Tortura nunca mais!, por Maycon Gomes

26 de Junho é o Dia Internacional de Apoio às Vítimas de Tortura, instituído pela ONU em 1997, com intuito de criar solidariedade para com as vítimas de tortura e extinguir sua prática tenebrosa.

Na história moderna, a tortura é aplicada sistematicamente como política de repressão e investigativa. Na América do Sul, a tortura foi exercida por TODOS os regimes militares, durante o século XX.

No Brasil, não foi diferente. Herança da Inquisição, a tortura esteve presente na escravidão, sendo aplicada durante todo o período colonial de modo a castigar os prisioneiros, durante o império e também no período republicano.

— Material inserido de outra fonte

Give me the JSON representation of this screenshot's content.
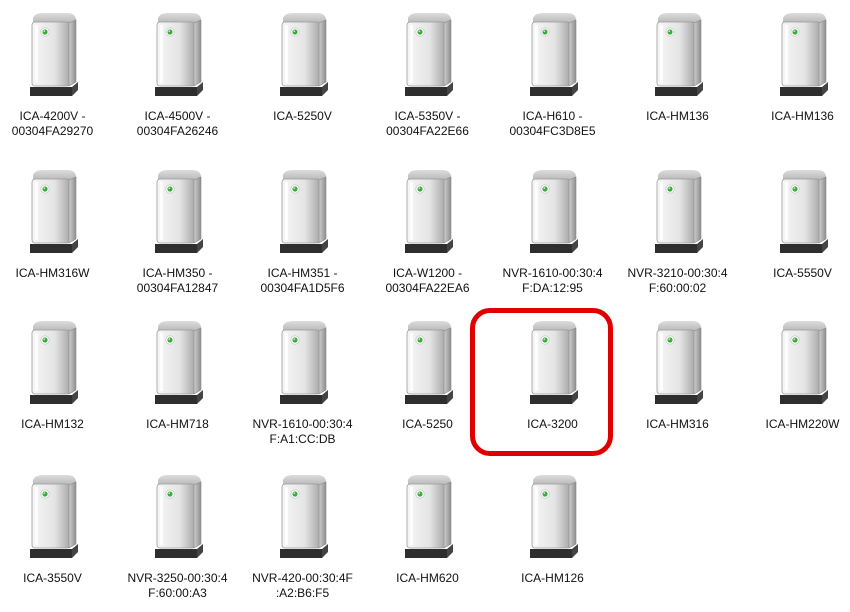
{
  "devices": [
    {
      "label": [
        "ICA-4200V -",
        "00304FA29270"
      ]
    },
    {
      "label": [
        "ICA-4500V -",
        "00304FA26246"
      ]
    },
    {
      "label": [
        "ICA-5250V"
      ]
    },
    {
      "label": [
        "ICA-5350V -",
        "00304FA22E66"
      ]
    },
    {
      "label": [
        "ICA-H610 -",
        "00304FC3D8E5"
      ]
    },
    {
      "label": [
        "ICA-HM136"
      ]
    },
    {
      "label": [
        "ICA-HM136"
      ]
    },
    {
      "label": [
        "ICA-HM316W"
      ]
    },
    {
      "label": [
        "ICA-HM350 -",
        "00304FA12847"
      ]
    },
    {
      "label": [
        "ICA-HM351 -",
        "00304FA1D5F6"
      ]
    },
    {
      "label": [
        "ICA-W1200 -",
        "00304FA22EA6"
      ]
    },
    {
      "label": [
        "NVR-1610-00:30:4",
        "F:DA:12:95"
      ]
    },
    {
      "label": [
        "NVR-3210-00:30:4",
        "F:60:00:02"
      ]
    },
    {
      "label": [
        "ICA-5550V"
      ]
    },
    {
      "label": [
        "ICA-HM132"
      ]
    },
    {
      "label": [
        "ICA-HM718"
      ]
    },
    {
      "label": [
        "NVR-1610-00:30:4",
        "F:A1:CC:DB"
      ]
    },
    {
      "label": [
        "ICA-5250"
      ]
    },
    {
      "label": [
        "ICA-3200"
      ],
      "highlighted": true
    },
    {
      "label": [
        "ICA-HM316"
      ]
    },
    {
      "label": [
        "ICA-HM220W"
      ]
    },
    {
      "label": [
        "ICA-3550V"
      ]
    },
    {
      "label": [
        "NVR-3250-00:30:4",
        "F:60:00:A3"
      ]
    },
    {
      "label": [
        "NVR-420-00:30:4F",
        ":A2:B6:F5"
      ]
    },
    {
      "label": [
        "ICA-HM620"
      ]
    },
    {
      "label": [
        "ICA-HM126"
      ]
    }
  ],
  "icon": "network-device-tower-icon",
  "colors": {
    "highlight": "#e00000",
    "led": "#3caa3c"
  }
}
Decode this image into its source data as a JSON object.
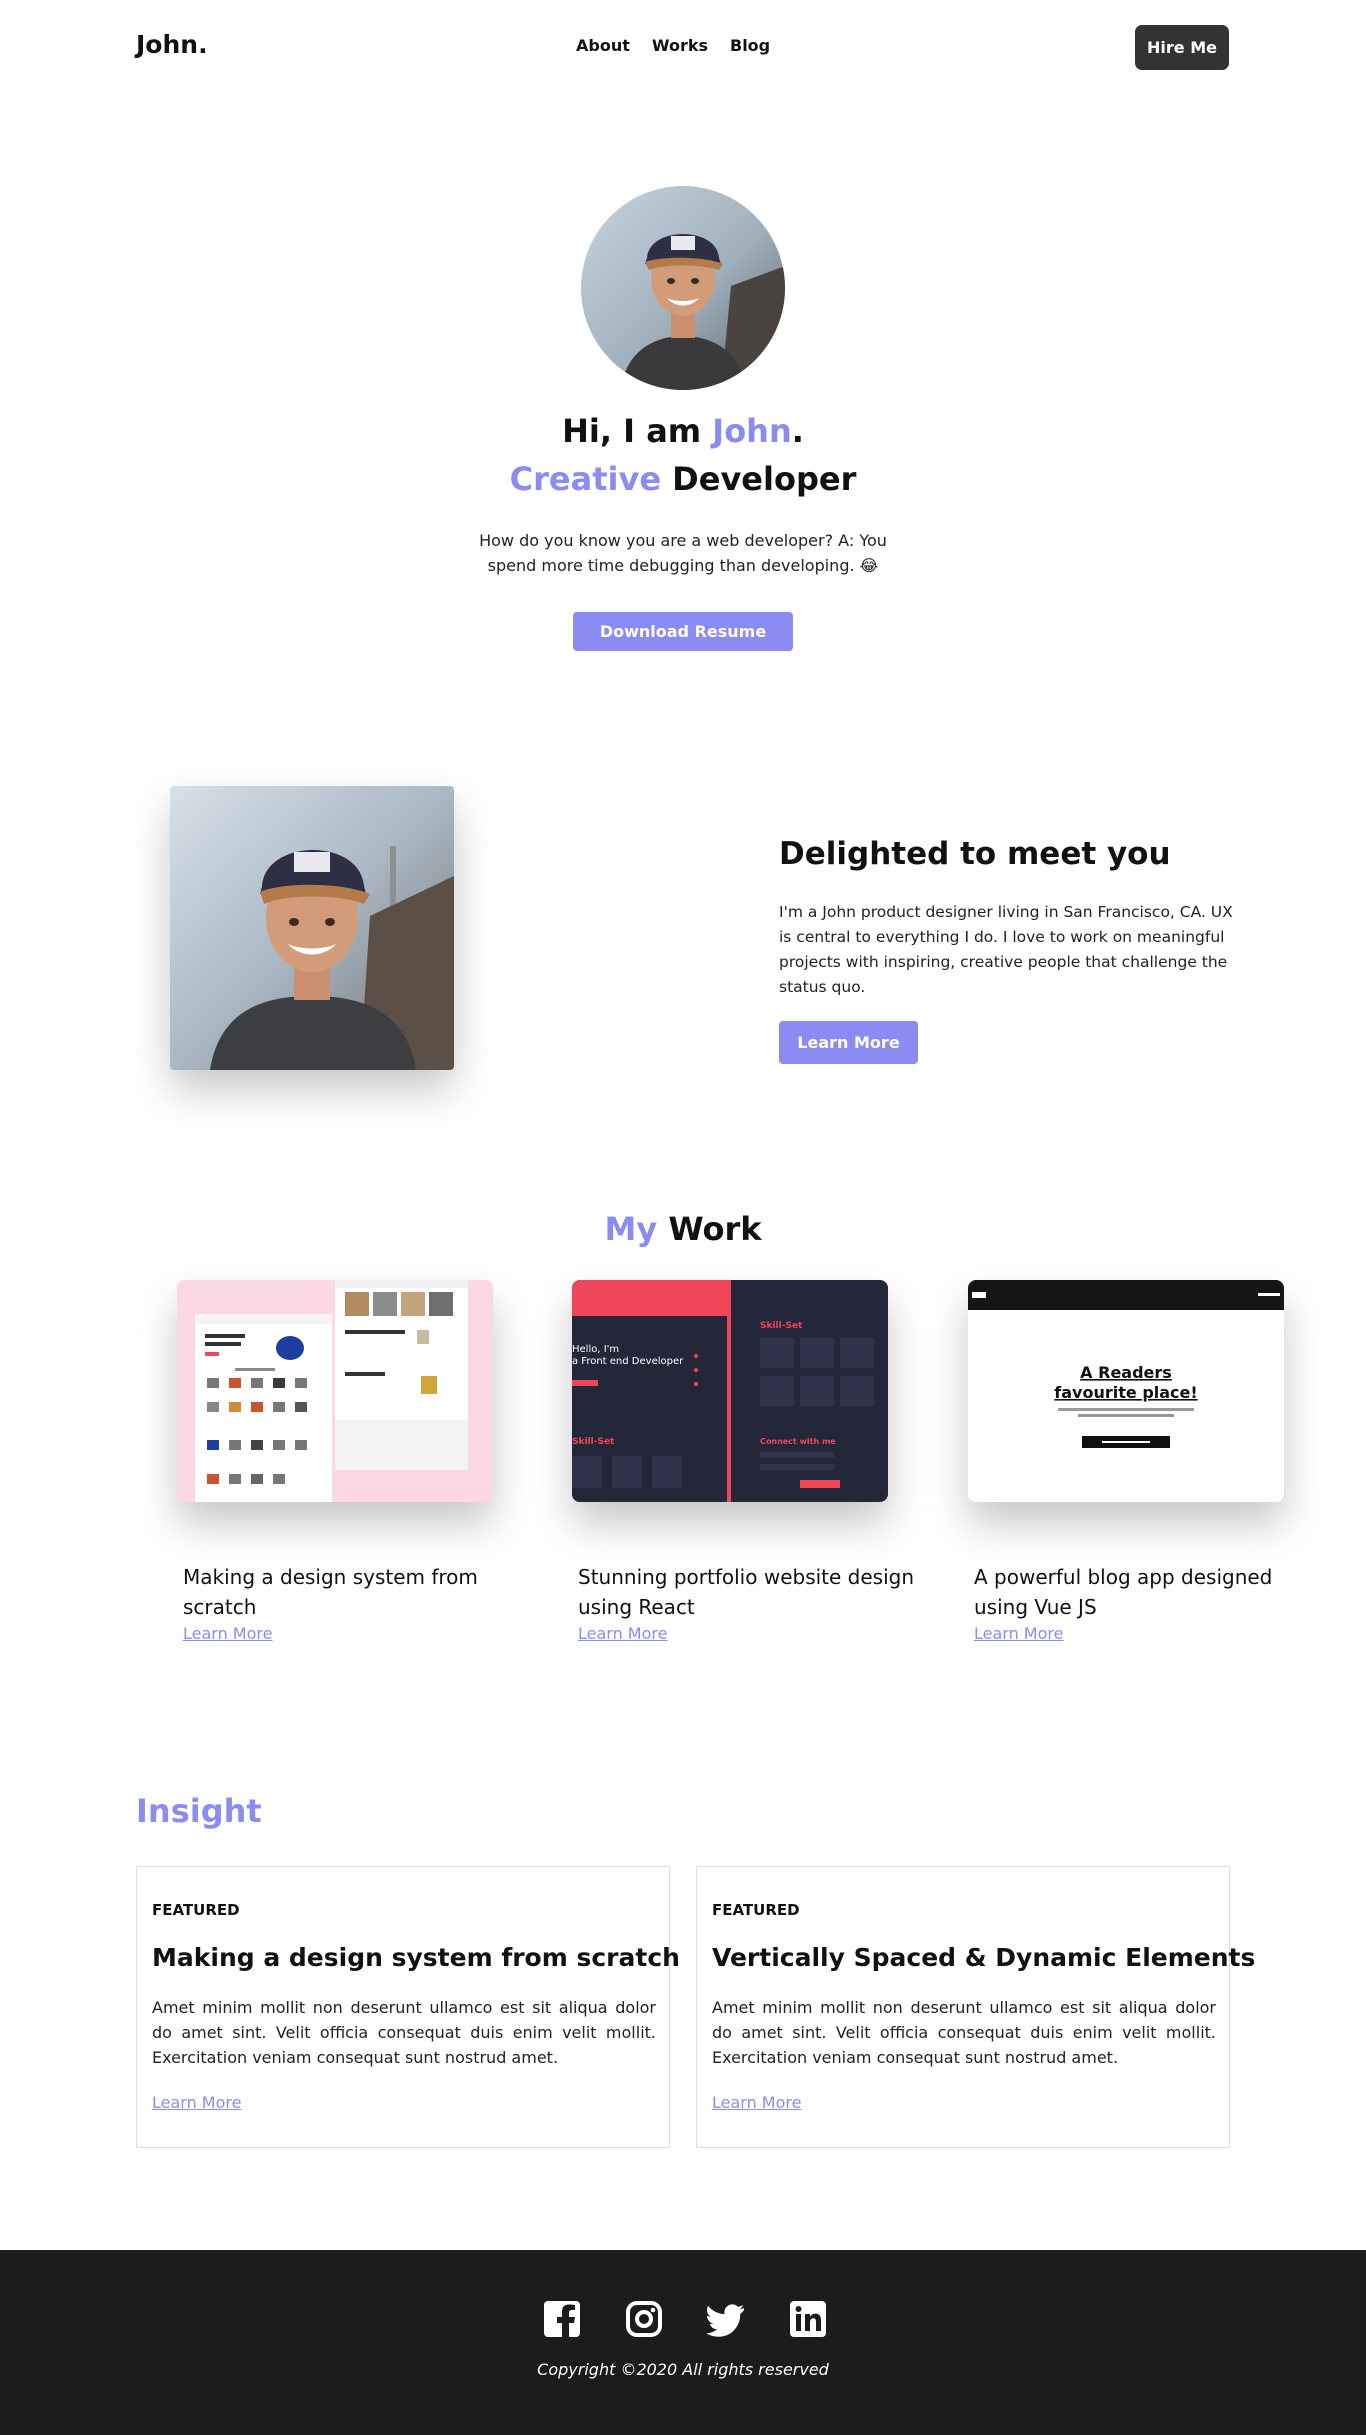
{
  "header": {
    "logo": "John.",
    "nav": [
      "About",
      "Works",
      "Blog"
    ],
    "cta": "Hire Me"
  },
  "hero": {
    "greeting_prefix": "Hi, I am ",
    "name": "John",
    "greeting_suffix": ".",
    "role_accent": "Creative",
    "role_rest": " Developer",
    "description": "How do you know you are a web developer? A: You spend more time debugging than developing. 😂",
    "button": "Download Resume"
  },
  "about": {
    "title": "Delighted to meet you",
    "text": "I'm a John product designer living in San Francisco, CA. UX is central to everything I do. I love to work on meaningful projects with inspiring, creative people that challenge the status quo.",
    "button": "Learn More"
  },
  "works": {
    "title_accent": "My",
    "title_rest": " Work",
    "items": [
      {
        "title": "Making a design system from scratch",
        "link": "Learn More"
      },
      {
        "title": "Stunning portfolio website design using React",
        "link": "Learn More"
      },
      {
        "title": "A powerful blog app designed using Vue JS",
        "link": "Learn More"
      }
    ],
    "thumb2": {
      "hero_text": "Hello, I'm\na Front end Developer",
      "section1": "Skill-Set",
      "section2": "Connect with me"
    },
    "thumb3": {
      "headline": "A Readers favourite place!",
      "sub": "We provide high quality online resource for reading blogs. Just sign up and start reading some quality blogs.",
      "button": "Login with Google"
    }
  },
  "insight": {
    "title": "Insight",
    "posts": [
      {
        "tag": "FEATURED",
        "title": "Making a design system from scratch",
        "text": "Amet minim mollit non deserunt ullamco est sit aliqua dolor do amet sint. Velit officia consequat duis enim velit mollit. Exercitation veniam consequat sunt nostrud amet.",
        "link": "Learn More"
      },
      {
        "tag": "FEATURED",
        "title": "Vertically Spaced & Dynamic Elements",
        "text": "Amet minim mollit non deserunt ullamco est sit aliqua dolor do amet sint. Velit officia consequat duis enim velit mollit. Exercitation veniam consequat sunt nostrud amet.",
        "link": "Learn More"
      }
    ]
  },
  "footer": {
    "socials": [
      "facebook-icon",
      "instagram-icon",
      "twitter-icon",
      "linkedin-icon"
    ],
    "copyright": "Copyright ©2020 All rights reserved"
  },
  "colors": {
    "accent": "#8b8cf1",
    "dark": "#333333",
    "footer": "#1c1c1c",
    "thumb_red": "#f0465a",
    "thumb_navy": "#24263a"
  }
}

À partir do golpe de 1964, durante os anos de chumbo, a tortura foi amplamente utilizada pela ditadura militar, principalmente após a instauração do Ato Institucional número 5 – AI-5.

A tortura voltou ao centro das atenções recentemente quando o atual presidente da república, Jair Bolsonaro, revelou em entrevista que seu livro de cabeceira é um livro escrito pelo carrasco, digo, coronel Carlos Alberto Brilhante Ustra, que respondeu por crime de tortura em tribunal militar, no ano de 2006.

Pau de arara, cadeira do dragão, afogamento, choque elétrico, empalamento, ratos, estupro, cuspe, esperma, urina, palmatória, sangue e terror psicológico entre outras brutalidades – por vezes letais – foram utilizadas contra os presos políticos, geralmente nos porões do DOPS, DOI-CODI, e bases militares das forças armadas.

A tortura caracteriza-se como crime contra a humanidade, e é facilitada pela anomia do Estado de Exceção, mas também é varrida para debaixo do tapete no Estado de Direito.

Com a redemocratização, em 1985, as práticas  torturantes deixou de ser usada para fins políticos, porém a polícia continuou se valendo das técnicas de tortura contra presos comuns, principalmente contra os pobres, negros e indígenas.

Por que falar de tortura?

E por que é importante revisitar lembranças tão dolorosas da nossa história? Em tese a resposta é simples: é porque a verdade liberta.

Muito do que foi esclarecido do período da ditadura, se deve aos esforços da Comissão Nacional da Verdade e Grupo Tortura Nunca Mais, pois sabemos que o Brasil é um país mal resolvido com o seu passado.

As falhas da nossa educação levaram o povo brasileiro a desconhecer períodos sombrios da nossa história e com a tão famosa cordialidade evitamos tocar na ferida, mas não obstante ela deixou de sangrar.

As vítimas e suas famílias continuam sangrando. E enquanto não houver uma reflexão consistente e uma educação honesta sobre este tema espinhoso, os fantasmas continuarão a nos assombrar. Mas até quando?

Precisamos ler Maria Rita Kehl, que analisa sob o ponto de vista da psicanálise, a relutância de setores da sociedade brasileira em encarar os podres da nossa história gerando o equivalente a uma neurose no nosso povo.

O Brasil é um país que precisa urgentemente deitar no divã e deixar de relativizar assuntos tidos como tabus, só assim começaremos a curar os traumas, evitar as neuroses e enfim dizer “tortura nunca mais!”.

*Maycon Gomes é formado em Ciências Sociais pela PUCCAMP e Conselheiro Tutelar em Lindoia

Foto: (Divulgação / Reprodução) O Monumento Tortura Nunca Mais, no Recife, foi o primeiro monumento construído no país em homenagem aos mortos e desaparecidos políticos brasileiros, e apresenta o corpo de um homem nu em posição da tortura de pau de arara.